A U.N. team is in Iraq now to wreck missile manufacturing equipment and verify Baghdad's claims to have destroyed many long-range missiles last June.

The agency said destruction of nuclear-related equipment and facilities at Al Atheer would begin next month during a visit by the 11th team of U.N. nuclear inspectors to go to Iraq since the end of the gulf war.

The Iraqi ambassador in Vienna, who also is his country's envoy to the nuclear agency, was not available for comment. His secretary said she doubted he could be reached until Thursday.

But at an earlier news conference, Ambassador Rahim Abid Al Kital said Baghdad was prepared to comply with the U.N. resolution requiring the elimination of Iraq's weapons of mass destruction.


(Additional information)

Missile equipment destroyed

The head of a U.N. arms team said key components of Iraq's ballistic missile production and repair equipment were destroyed under his supervision Wednesday.
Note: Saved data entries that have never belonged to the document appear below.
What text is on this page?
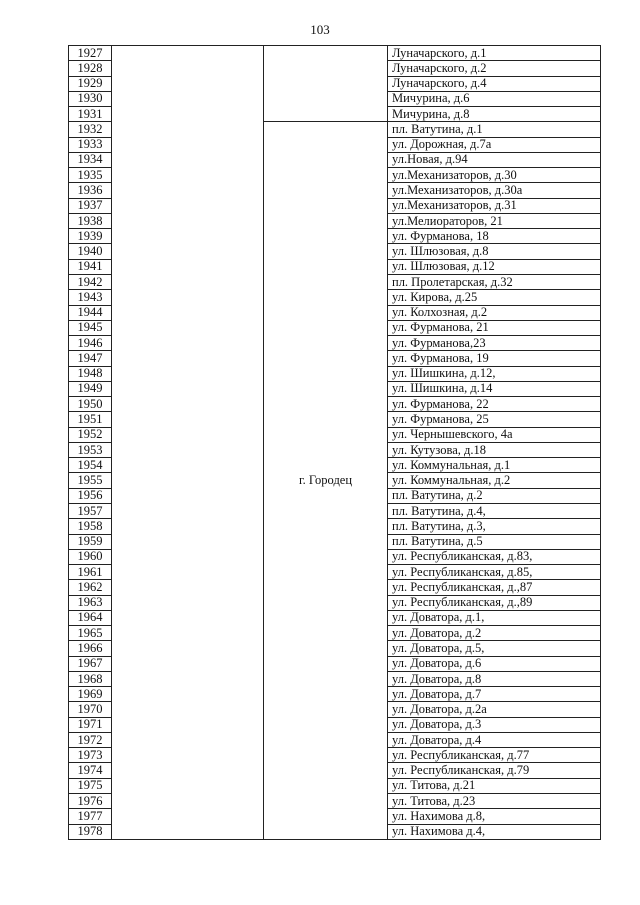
103
1927			Луначарского, д.1
1928			Луначарского, д.2
1929			Луначарского, д.4
1930			Мичурина, д.6
1931			Мичурина, д.8
1932		г. Городец	пл. Ватутина, д.1
1933			ул. Дорожная, д.7а
1934			ул.Новая, д.94
1935			ул.Механизаторов, д.30
1936			ул.Механизаторов, д.30а
1937			ул.Механизаторов, д.31
1938			ул.Мелиораторов, 21
1939			ул. Фурманова, 18
1940			ул. Шлюзовая, д.8
1941			ул. Шлюзовая, д.12
1942			пл. Пролетарская, д.32
1943			ул. Кирова, д.25
1944			ул. Колхозная, д.2
1945			ул. Фурманова, 21
1946			ул. Фурманова,23
1947			ул. Фурманова, 19
1948			ул. Шишкина, д.12,
1949			ул. Шишкина, д.14
1950			ул. Фурманова, 22
1951			ул. Фурманова, 25
1952			ул. Чернышевского, 4а
1953			ул. Кутузова, д.18
1954			ул. Коммунальная, д.1
1955			ул. Коммунальная, д.2
1956			пл. Ватутина, д.2
1957			пл. Ватутина, д.4,
1958			пл. Ватутина, д.3,
1959			пл. Ватутина, д.5
1960			ул. Республиканская, д.83,
1961			ул. Республиканская, д.85,
1962			ул. Республиканская, д.,87
1963			ул. Республиканская, д.,89
1964			ул. Доватора, д.1,
1965			ул. Доватора, д.2
1966			ул. Доватора, д.5,
1967			ул. Доватора, д.6
1968			ул. Доватора, д.8
1969			ул. Доватора, д.7
1970			ул. Доватора, д.2а
1971			ул. Доватора, д.3
1972			ул. Доватора, д.4
1973			ул. Республиканская, д.77
1974			ул. Республиканская, д.79
1975			ул. Титова, д.21
1976			ул. Титова, д.23
1977			ул. Нахимова д.8,
1978			ул. Нахимова д.4,
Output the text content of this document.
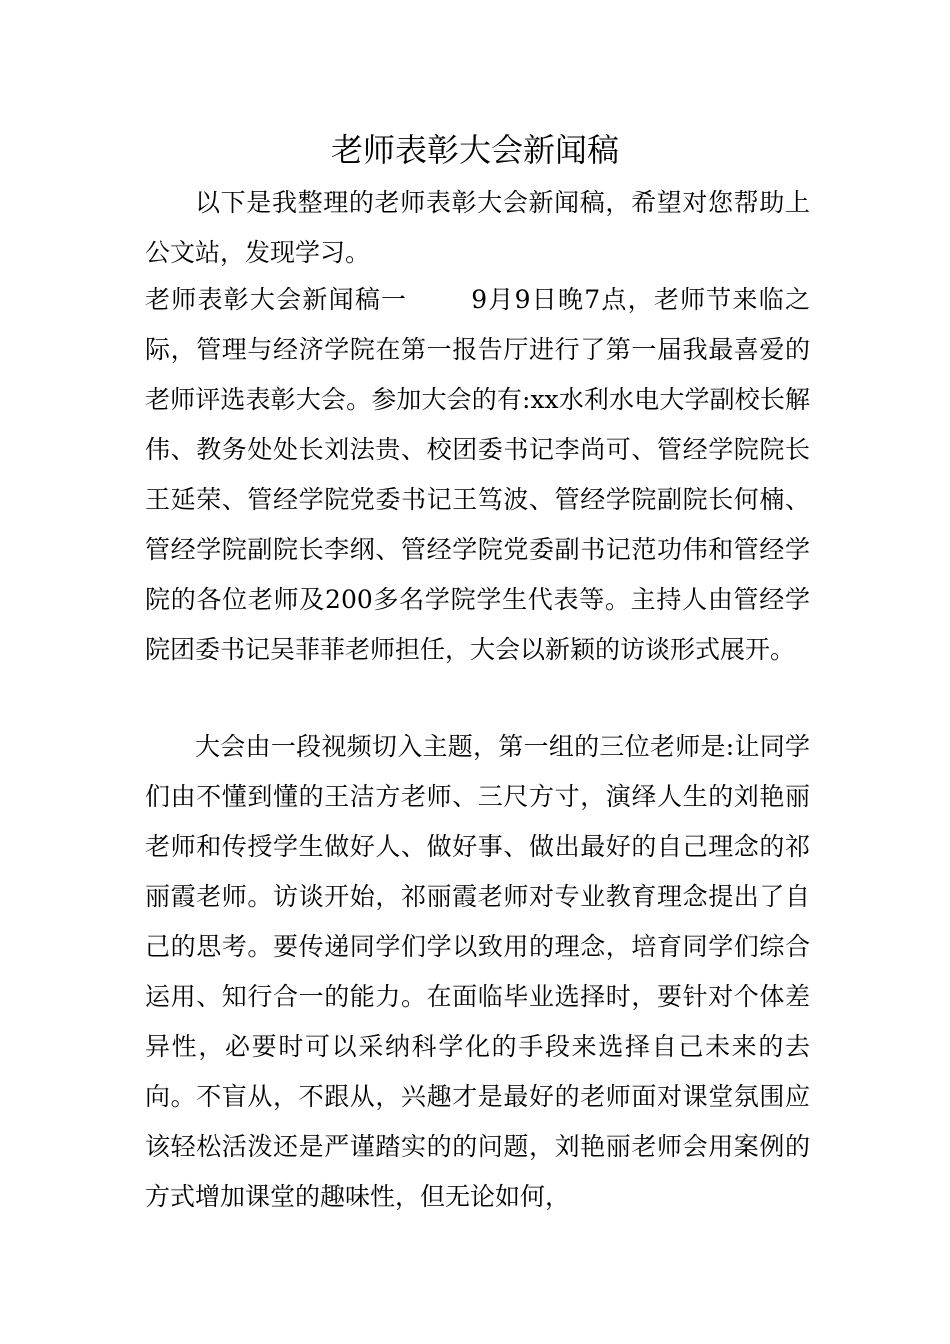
老师表彰大会新闻稿

以下是我整理的老师表彰大会新闻稿，希望对您帮助上公文站，发现学习。

老师表彰大会新闻稿一	9月9日晚7点，老师节来临之际，管理与经济学院在第一报告厅进行了第一届我最喜爱的老师评选表彰大会。参加大会的有:xx水利水电大学副校长解伟、教务处处长刘法贵、校团委书记李尚可、管经学院院长王延荣、管经学院党委书记王笃波、管经学院副院长何楠、管经学院副院长李纲、管经学院党委副书记范功伟和管经学院的各位老师及200多名学院学生代表等。主持人由管经学院团委书记吴菲菲老师担任，大会以新颖的访谈形式展开。

大会由一段视频切入主题，第一组的三位老师是:让同学们由不懂到懂的王洁方老师、三尺方寸，演绎人生的刘艳丽老师和传授学生做好人、做好事、做出最好的自己理念的祁丽霞老师。访谈开始，祁丽霞老师对专业教育理念提出了自己的思考。要传递同学们学以致用的理念，培育同学们综合运用、知行合一的能力。在面临毕业选择时，要针对个体差异性，必要时可以采纳科学化的手段来选择自己未来的去向。不盲从，不跟从，兴趣才是最好的老师面对课堂氛围应该轻松活泼还是严谨踏实的的问题，刘艳丽老师会用案例的方式增加课堂的趣味性，但无论如何，
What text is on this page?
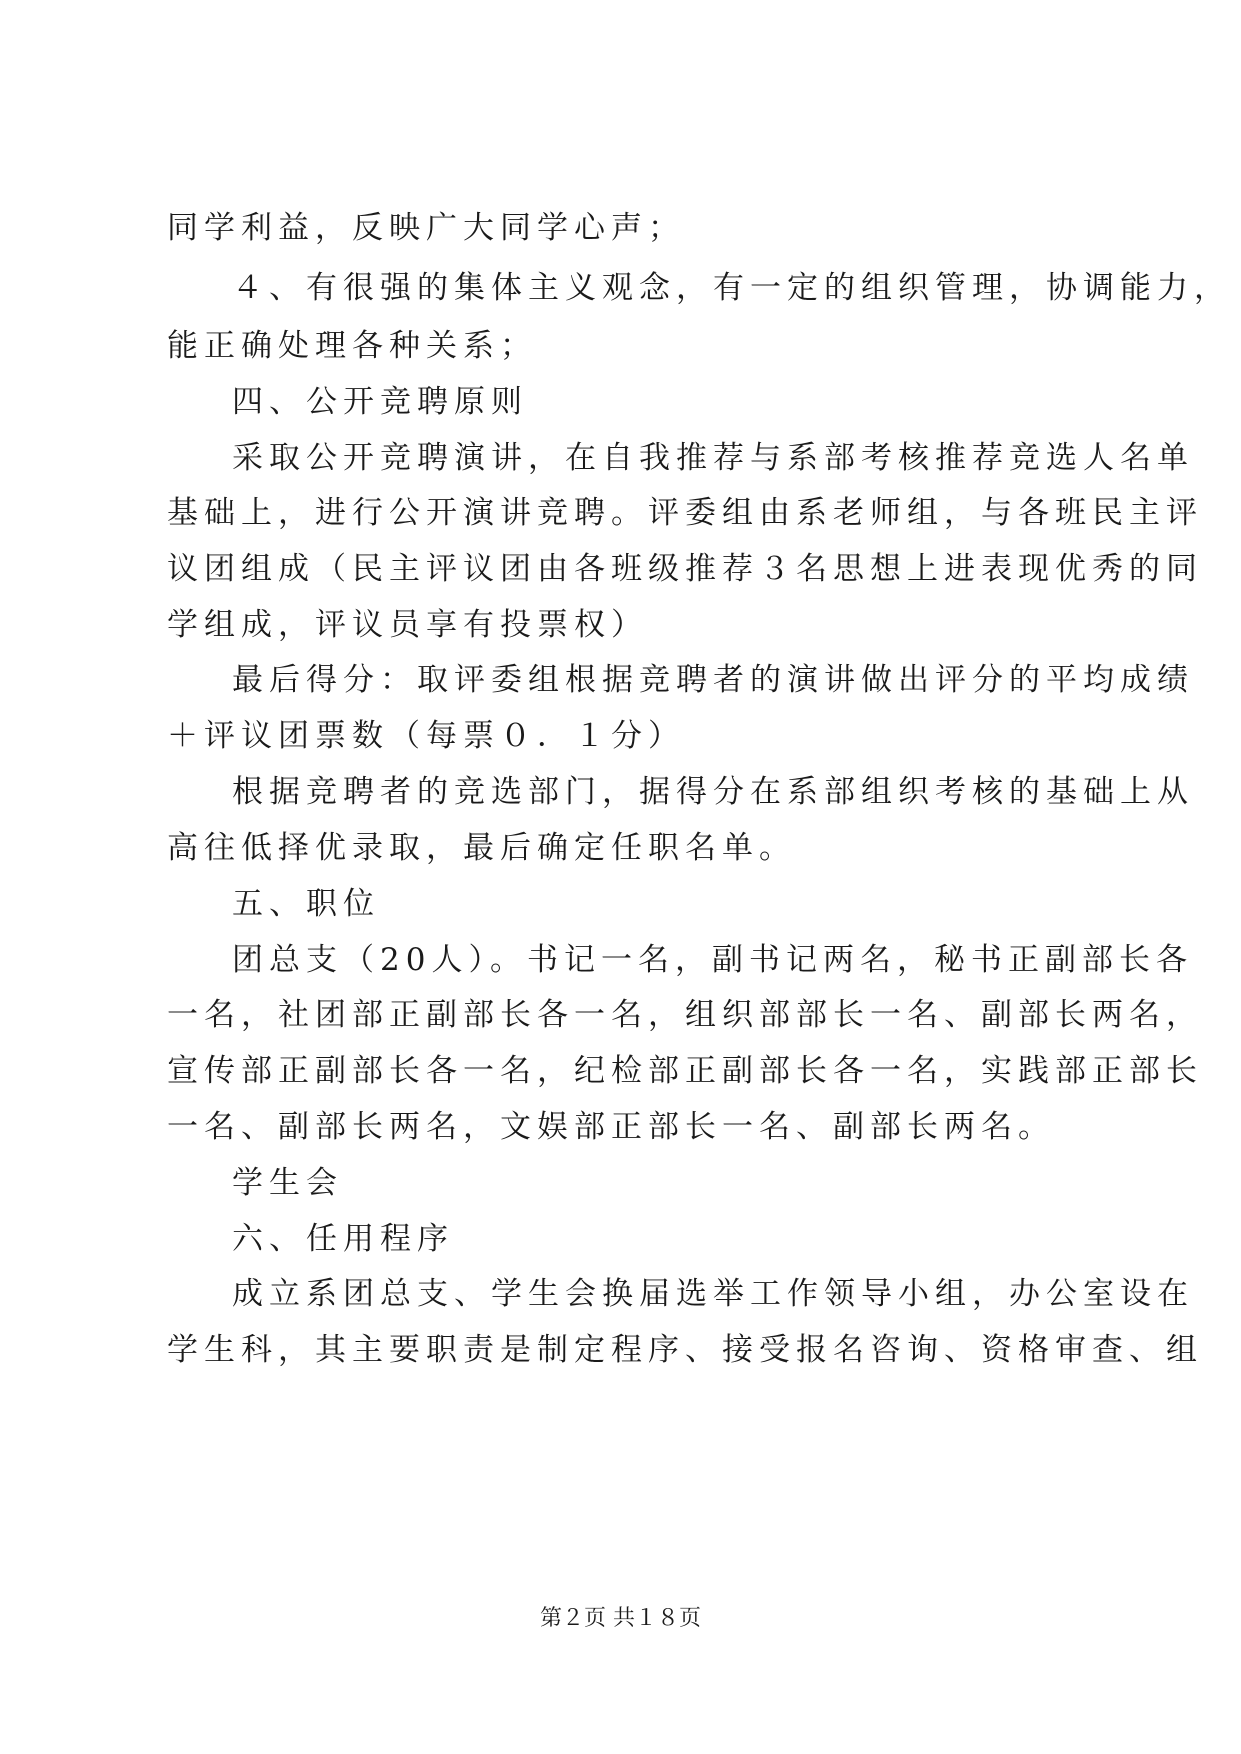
同学利益，反映广大同学心声；
４、有很强的集体主义观念，有一定的组织管理，协调能力，
能正确处理各种关系；
四、公开竞聘原则
采取公开竞聘演讲，在自我推荐与系部考核推荐竞选人名单
基础上，进行公开演讲竞聘。评委组由系老师组，与各班民主评
议团组成（民主评议团由各班级推荐３名思想上进表现优秀的同
学组成，评议员享有投票权）
最后得分：取评委组根据竞聘者的演讲做出评分的平均成绩
＋评议团票数（每票０．１分）
根据竞聘者的竞选部门，据得分在系部组织考核的基础上从
高往低择优录取，最后确定任职名单。
五、职位
团总支（20人）。书记一名，副书记两名，秘书正副部长各
一名，社团部正副部长各一名，组织部部长一名、副部长两名，
宣传部正副部长各一名，纪检部正副部长各一名，实践部正部长
一名、副部长两名，文娱部正部长一名、副部长两名。
学生会
六、任用程序
成立系团总支、学生会换届选举工作领导小组，办公室设在
学生科，其主要职责是制定程序、接受报名咨询、资格审查、组
第２页 共１８页
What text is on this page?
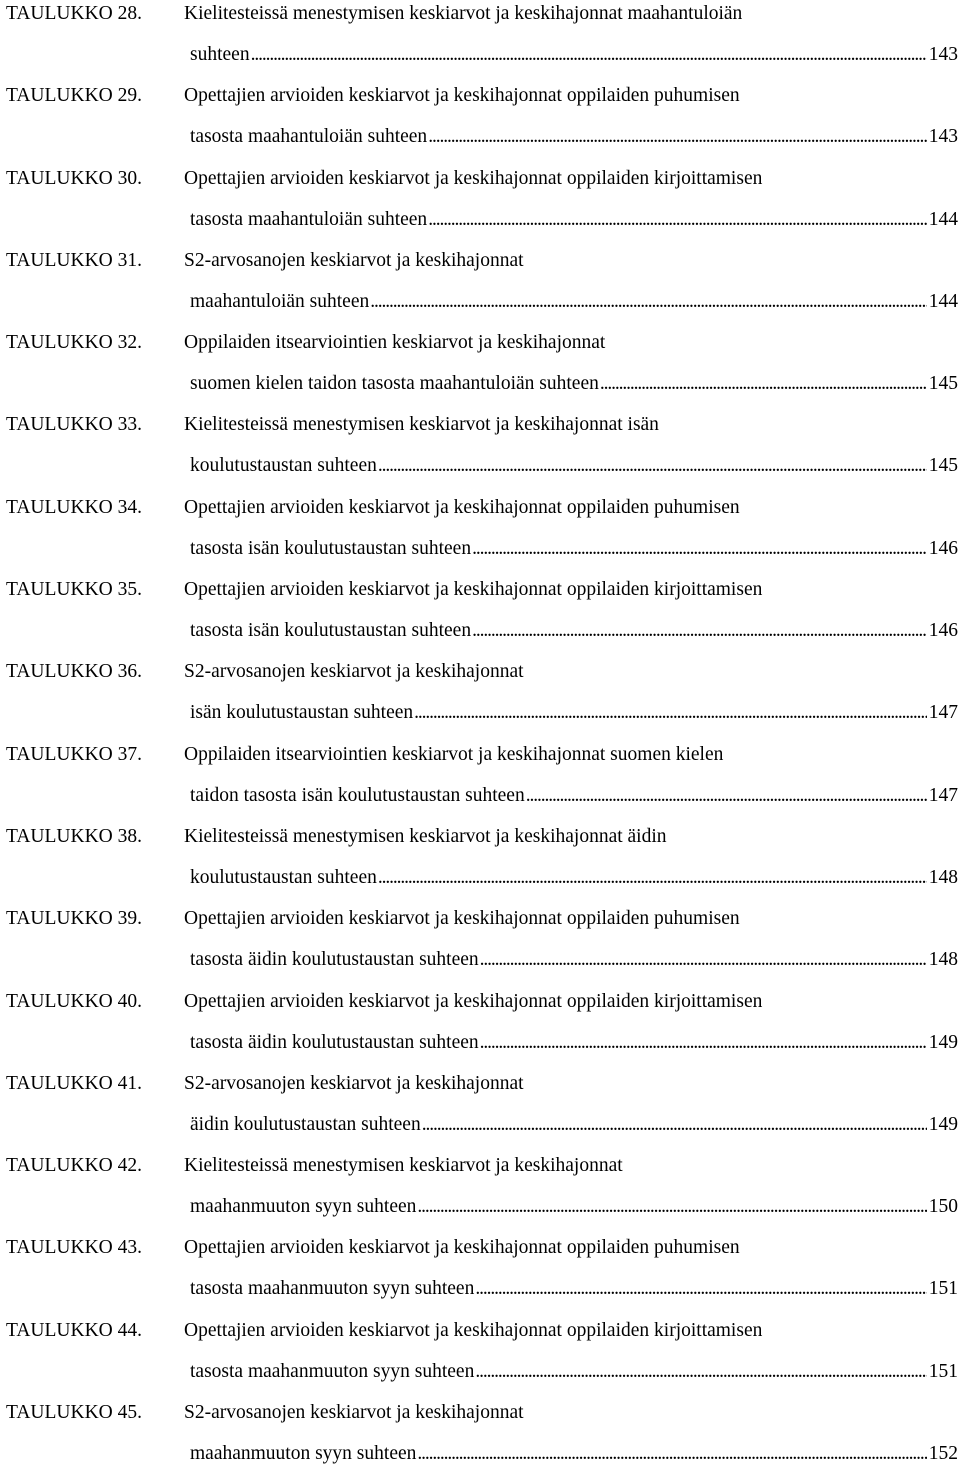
TAULUKKO 28. Kielitesteissä menestymisen keskiarvot ja keskihajonnat maahantuloiän
suhteen . . .	143
TAULUKKO 29. Opettajien arvioiden keskiarvot ja keskihajonnat oppilaiden puhumisen
tasosta maahantuloiän suhteen . . .	143
TAULUKKO 30. Opettajien arvioiden keskiarvot ja keskihajonnat oppilaiden kirjoittamisen
tasosta maahantuloiän suhteen . . .	144
TAULUKKO 31. S2-arvosanojen keskiarvot ja keskihajonnat
maahantuloiän suhteen . . .	144
TAULUKKO 32. Oppilaiden itsearviointien keskiarvot ja keskihajonnat
suomen kielen taidon tasosta maahantuloiän suhteen . . .	145
TAULUKKO 33. Kielitesteissä menestymisen keskiarvot ja keskihajonnat isän
koulutustaustan suhteen . . .	145
TAULUKKO 34. Opettajien arvioiden keskiarvot ja keskihajonnat oppilaiden puhumisen
tasosta isän koulutustaustan suhteen . . .	146
TAULUKKO 35. Opettajien arvioiden keskiarvot ja keskihajonnat oppilaiden kirjoittamisen
tasosta isän koulutustaustan suhteen . . .	146
TAULUKKO 36. S2-arvosanojen keskiarvot ja keskihajonnat
isän koulutustaustan suhteen . . .	147
TAULUKKO 37. Oppilaiden itsearviointien keskiarvot ja keskihajonnat suomen kielen
taidon tasosta isän koulutustaustan suhteen . . .	147
TAULUKKO 38. Kielitesteissä menestymisen keskiarvot ja keskihajonnat äidin
koulutustaustan suhteen . . .	148
TAULUKKO 39. Opettajien arvioiden keskiarvot ja keskihajonnat oppilaiden puhumisen
tasosta äidin koulutustaustan suhteen . . .	148
TAULUKKO 40. Opettajien arvioiden keskiarvot ja keskihajonnat oppilaiden kirjoittamisen
tasosta äidin koulutustaustan suhteen . . .	149
TAULUKKO 41. S2-arvosanojen keskiarvot ja keskihajonnat
äidin koulutustaustan suhteen . . .	149
TAULUKKO 42. Kielitesteissä menestymisen keskiarvot ja keskihajonnat
maahanmuuton syyn suhteen . . .	150
TAULUKKO 43. Opettajien arvioiden keskiarvot ja keskihajonnat oppilaiden puhumisen
tasosta maahanmuuton syyn suhteen . . .	151
TAULUKKO 44. Opettajien arvioiden keskiarvot ja keskihajonnat oppilaiden kirjoittamisen
tasosta maahanmuuton syyn suhteen . . .	151
TAULUKKO 45. S2-arvosanojen keskiarvot ja keskihajonnat
maahanmuuton syyn suhteen . . .	152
"We began the process of destroying the ballistic missile repair and production facilities . . . We have overseen the destruction of six or seven different items and two other items are being destroyed," Briton Derek Boothby told reporters on his return to the capital.

Boothby said the destroyed equipment included instruments used in the mixing of solid missile propellant and others used in the production and repair of Scud missiles, salvos of which were fired at Israel and Saudi Arabia during last year's Persian Gulf war.